Alessio RUTA
Alessio Ruta is a tenure-track researcher (RTT) in Latin Language and Literature (SSD LATI-01/A) at the Dipartimento di Scienze Umanistiche, University of Catania. In 2013 he graduated with honours in Classical Philology from the University of Catania. In 2016 he obtained the Diploma in Greek Palaeography at the Scuola Vaticana di Paleografia, Diplomatica e Archivistica, with a grade of 30/30 cum laude, and in 2018 he earned a PhD in "Filologia e cultura greco-latina" from the University of Palermo. In 2020 he obtained the National Scientific Qualification (Abilitazione Scientifica Nazionale) for the position of Associate Professor in the Italian Academic Recruitment Sectors 10/D2 (Greek Language and Literature) and 10/D4 (Classical and Late Antique Philology), with a unanimous assessment by the committee; in 2023 he obtained the National Scientific Qualification for the position of Associate Professor in Sector 10/D3 (Latin Language and Literature), again with a unanimous assessment by the committee.
In 2015 he held a research fellowship at the Fondation Hardt pour l’étude de l’antiquité classique (Vandœuvres, Geneva), and from 2016 to 2019 he carried out scientific research at the Seminar für Klassische Philologie of Heidelberg University (Ruprecht-Karls-Universität Heidelberg), where in 2024 he served as Guest Professor. He has taken part as a speaker in numerous national and international conferences.

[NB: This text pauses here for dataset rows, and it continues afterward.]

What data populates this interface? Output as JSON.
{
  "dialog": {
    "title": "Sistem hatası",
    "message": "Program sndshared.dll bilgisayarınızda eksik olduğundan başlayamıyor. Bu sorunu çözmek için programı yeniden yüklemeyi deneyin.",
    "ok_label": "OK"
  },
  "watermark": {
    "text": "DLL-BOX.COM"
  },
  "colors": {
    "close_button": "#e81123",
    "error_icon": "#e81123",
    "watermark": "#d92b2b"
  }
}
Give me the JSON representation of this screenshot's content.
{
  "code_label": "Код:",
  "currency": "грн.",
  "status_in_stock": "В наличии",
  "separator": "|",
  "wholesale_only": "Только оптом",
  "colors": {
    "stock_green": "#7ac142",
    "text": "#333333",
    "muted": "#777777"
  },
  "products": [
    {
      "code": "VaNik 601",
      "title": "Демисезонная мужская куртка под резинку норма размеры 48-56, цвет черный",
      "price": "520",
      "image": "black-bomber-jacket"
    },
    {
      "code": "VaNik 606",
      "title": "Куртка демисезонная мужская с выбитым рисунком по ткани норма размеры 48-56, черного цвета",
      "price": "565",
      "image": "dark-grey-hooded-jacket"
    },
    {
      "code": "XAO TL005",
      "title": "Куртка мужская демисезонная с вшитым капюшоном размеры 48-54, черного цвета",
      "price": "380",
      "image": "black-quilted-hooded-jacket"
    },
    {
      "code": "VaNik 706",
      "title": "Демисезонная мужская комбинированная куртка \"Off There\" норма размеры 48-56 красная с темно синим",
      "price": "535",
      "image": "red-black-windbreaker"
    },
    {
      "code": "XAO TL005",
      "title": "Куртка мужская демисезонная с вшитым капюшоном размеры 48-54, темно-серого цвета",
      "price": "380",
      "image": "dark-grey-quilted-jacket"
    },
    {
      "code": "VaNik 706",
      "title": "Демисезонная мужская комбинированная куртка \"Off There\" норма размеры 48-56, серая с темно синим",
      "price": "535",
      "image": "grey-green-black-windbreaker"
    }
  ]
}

A member of the Association Internationale de Papyrologues (AIP), he also serves on the Commission for the Latin Language Certification for the Region of Sicily (CLL).
Last edit: 11/14/2025
His research interests range from the Greek and Latin novel and the paroemiographic tradition, as well as Latin poetry of the Imperial period and Late Antique epistolary prose. He has edited a critical edition, with commentary, of Book 1 of Zenobius’ Epitome proverbiorum, and has authored a rhetorical and philological commentary on Book 8 of the letter collection of Quintus Aurelius Symmachus.
He has also carried out research within projects on the Latin epistolary tradition and on the forms and functions of Oriental motifs in Ovid’s Metamorphoses (within the framework of the PRIN 2022 project “Roman Orientalism: Mapping Cultural Interactions through Latin Literature, 1st c. BCE – 2nd c. CE”).